All saw the sheen of gold too strong for the brown tints of Carlyle’s hair to overwhelm, and stayed silent.
“And my father was some rival of Director Andō’s for Dana?’s hand, yes?” Carlyle continued, each word aimed at Ganymede like a dagger. “Some other young politician Madame was trying to corrupt? But there was some deal made between Director Andō and President Ganymede.” Even in rage, the good-hearted Cousin would not drop their titles of respect. “The two of you used the Saneer-Weeksbooth assassination system to eliminate my father, didn’t you?”
Ganymede laughed, as if to remind the company that a Duke is above spitting. “Don’t be absurd. Andō was not yet a Director then, and I had never set foot outside this house. How could we use a system we had not even heard of? Merion Kraye was a villain and a coward and I needed no assassin to deal with a worm who would not even face me in an honorable duel!”

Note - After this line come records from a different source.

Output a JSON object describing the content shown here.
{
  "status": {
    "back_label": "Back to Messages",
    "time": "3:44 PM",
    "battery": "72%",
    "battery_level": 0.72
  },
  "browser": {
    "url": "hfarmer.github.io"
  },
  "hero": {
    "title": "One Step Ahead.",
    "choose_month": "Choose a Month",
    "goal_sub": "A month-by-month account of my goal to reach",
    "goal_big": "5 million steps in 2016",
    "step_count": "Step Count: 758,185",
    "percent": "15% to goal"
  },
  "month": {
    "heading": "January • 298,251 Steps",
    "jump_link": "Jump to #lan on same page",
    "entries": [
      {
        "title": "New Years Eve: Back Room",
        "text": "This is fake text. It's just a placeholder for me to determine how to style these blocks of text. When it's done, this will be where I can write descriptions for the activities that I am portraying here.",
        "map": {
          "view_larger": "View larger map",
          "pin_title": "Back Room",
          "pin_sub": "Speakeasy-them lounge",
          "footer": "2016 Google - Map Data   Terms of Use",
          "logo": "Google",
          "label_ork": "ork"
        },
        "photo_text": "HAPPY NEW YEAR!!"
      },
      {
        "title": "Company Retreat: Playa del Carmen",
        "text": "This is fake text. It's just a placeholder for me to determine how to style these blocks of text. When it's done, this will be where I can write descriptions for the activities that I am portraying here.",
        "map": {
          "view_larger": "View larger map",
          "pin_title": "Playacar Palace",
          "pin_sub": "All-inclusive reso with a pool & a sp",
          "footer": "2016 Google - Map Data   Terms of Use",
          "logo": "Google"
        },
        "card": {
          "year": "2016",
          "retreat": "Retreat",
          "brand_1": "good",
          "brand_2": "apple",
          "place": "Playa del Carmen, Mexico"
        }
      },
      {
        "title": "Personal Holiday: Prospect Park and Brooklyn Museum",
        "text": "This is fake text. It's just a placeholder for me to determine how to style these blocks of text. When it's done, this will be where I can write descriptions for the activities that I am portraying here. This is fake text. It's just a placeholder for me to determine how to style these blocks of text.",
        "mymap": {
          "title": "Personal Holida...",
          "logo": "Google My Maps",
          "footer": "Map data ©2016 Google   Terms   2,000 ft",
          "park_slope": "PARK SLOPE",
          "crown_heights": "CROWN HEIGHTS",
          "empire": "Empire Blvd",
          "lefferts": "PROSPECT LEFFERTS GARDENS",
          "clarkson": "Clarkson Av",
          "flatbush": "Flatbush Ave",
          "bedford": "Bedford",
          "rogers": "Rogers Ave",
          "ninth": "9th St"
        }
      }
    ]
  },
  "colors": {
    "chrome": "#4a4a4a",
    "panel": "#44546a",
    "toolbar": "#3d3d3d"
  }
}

Director Andō half released the Duke, as if testing to see if his haughty calm was real or feigned. “Merion Kraye was, as you say, Foster, a politician,” Andō confirmed, “a young European, and a client of Madame’s, on the middle level. They sought Dana?’s hand but, realizing I was the stronger suitor, they … disgraced her.”
“You mean they raped her?” Carlyle translated.
“No.” MASON’s bronze face set statue-hard, but other faces in the chamber seemed unsure.
Carlyle scowled. “Isn’t that what ‘disgraced’ means in your crazy ancient prejudice?”